Because Einstein Voice Assistant had a shallow user interface that served only as a conversational skin for existing applications, it wasn’t too surprising that Salesforce pulled the plug on it, Opus Research analyst Dan Miller said. Speech recognition that’s accurate — and text-to-speech responses that are humanlike — are features now commonly available from many sources.

They don’t want to seem like they’re abandoning the conversational user interface, because they’re not,” Miller said. “They just realized it’s kind of a commodity to have your phone have a virtual assistant on it, and there’s more bang to the buck if they focus more on resources in the guts of their cloud.

Deep integrations with the Amazon Connect cloud contact center as a service (CCaaS) platform show that Salesforce thinks that voice technologies have a future assisting customer service agents in the field and in contact centers, Miller said. Voice tools will help agents efficiently find answers to customer problems and prompt them with information. He said he believes that Salesforce is leaning toward Amazon as a preferred CCaaS partner, with more voice integrations to come.

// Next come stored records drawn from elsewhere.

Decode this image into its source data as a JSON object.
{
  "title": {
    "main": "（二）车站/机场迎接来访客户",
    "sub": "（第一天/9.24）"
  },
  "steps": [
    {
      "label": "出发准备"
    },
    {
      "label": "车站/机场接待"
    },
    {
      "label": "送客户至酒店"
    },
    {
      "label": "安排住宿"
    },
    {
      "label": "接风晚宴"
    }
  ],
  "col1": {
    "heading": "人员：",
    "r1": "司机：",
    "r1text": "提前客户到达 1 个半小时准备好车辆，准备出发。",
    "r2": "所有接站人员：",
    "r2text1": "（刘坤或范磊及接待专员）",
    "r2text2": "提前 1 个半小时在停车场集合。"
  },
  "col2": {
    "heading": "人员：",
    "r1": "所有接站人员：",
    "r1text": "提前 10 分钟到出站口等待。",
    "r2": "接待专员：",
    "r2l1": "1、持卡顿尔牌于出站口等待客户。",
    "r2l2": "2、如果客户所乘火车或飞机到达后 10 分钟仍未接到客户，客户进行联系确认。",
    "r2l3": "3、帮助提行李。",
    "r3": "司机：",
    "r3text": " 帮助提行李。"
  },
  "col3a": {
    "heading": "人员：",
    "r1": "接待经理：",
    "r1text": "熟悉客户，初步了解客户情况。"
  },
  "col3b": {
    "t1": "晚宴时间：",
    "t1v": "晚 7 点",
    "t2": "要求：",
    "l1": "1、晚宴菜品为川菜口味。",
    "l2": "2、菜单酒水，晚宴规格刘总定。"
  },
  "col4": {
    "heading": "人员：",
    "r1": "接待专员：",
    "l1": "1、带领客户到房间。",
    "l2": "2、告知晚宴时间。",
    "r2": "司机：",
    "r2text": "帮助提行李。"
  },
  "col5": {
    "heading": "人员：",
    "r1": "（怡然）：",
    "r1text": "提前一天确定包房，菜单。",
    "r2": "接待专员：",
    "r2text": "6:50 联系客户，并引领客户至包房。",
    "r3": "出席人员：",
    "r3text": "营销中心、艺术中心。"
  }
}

About-face from Dreamforce 2019

That said, discontinuing Einstein Voice Assistant was a swift reversal of the typical Salesforce approach of marketing innovation for 18 months before its release and then bringing it to market with Salesforce users primed to enthusiastically adopt it.

Einstein Voice Assistant was first previewed at Dreamforce in November 2018. At last November’s Dreamforce, Salesforce placed not-for-sale mockups of Amazon Alexa-compatible smart speakers outfitted to look like Einstein — whose hair lit up when activated — to show one potential use case for the assistant. Others eventually would include Apple Siri and Google Assistant integrations through smartphones and smart speakers.

The voice interface was to be an onramp to AI tools deep in the Salesforce platform, such as Einstein Forecasting. Michael Machado, vice president of product management at Salesforce, demonstrated it to media along with Salesforce president and COO Bret Taylor prior to Dreamforce.

At the time, they intimated that Salesforce was pursuing an overall voice technology strategy that would make Einstein Voice tools the business equivalent of consumer smart speaker assistants. But there was a long development road ahead, Taylor said, because parsing business data is a lot more complicated than playing a song request or other simple tasks voice assistants commonly perform in the home.

When I look at the way we run our business at Salesforce, we always like to say Einstein has a seat at the table,” Taylor told media prior to Dreamforce last year. “So, when we’re making a decision, it’s not just about going around the table and asking people their opinion — we can actually ask Einstein what it thinks. Having data-informed guidance enables us to make important decisions.

Some of that strategy remains intact, despite the cancellation of Einstein Voice Assistant. AI-powered voice tools that analyze sales conversations to coach reps on how to close sales will ultimately prove more valuable to Salesforce users, as will tools that listen into customer service conversations and suggest answers as they detect certain keywords, according to Opus’ Miller.

Einstein Voice Assistant as an app on a mobile phone was more like a parlor trick than a real personal assistant,” said Miller, who wrote an analysis of the potential directions Salesforce’s voice technology plans could take. “They weren’t going to get real return on their investment.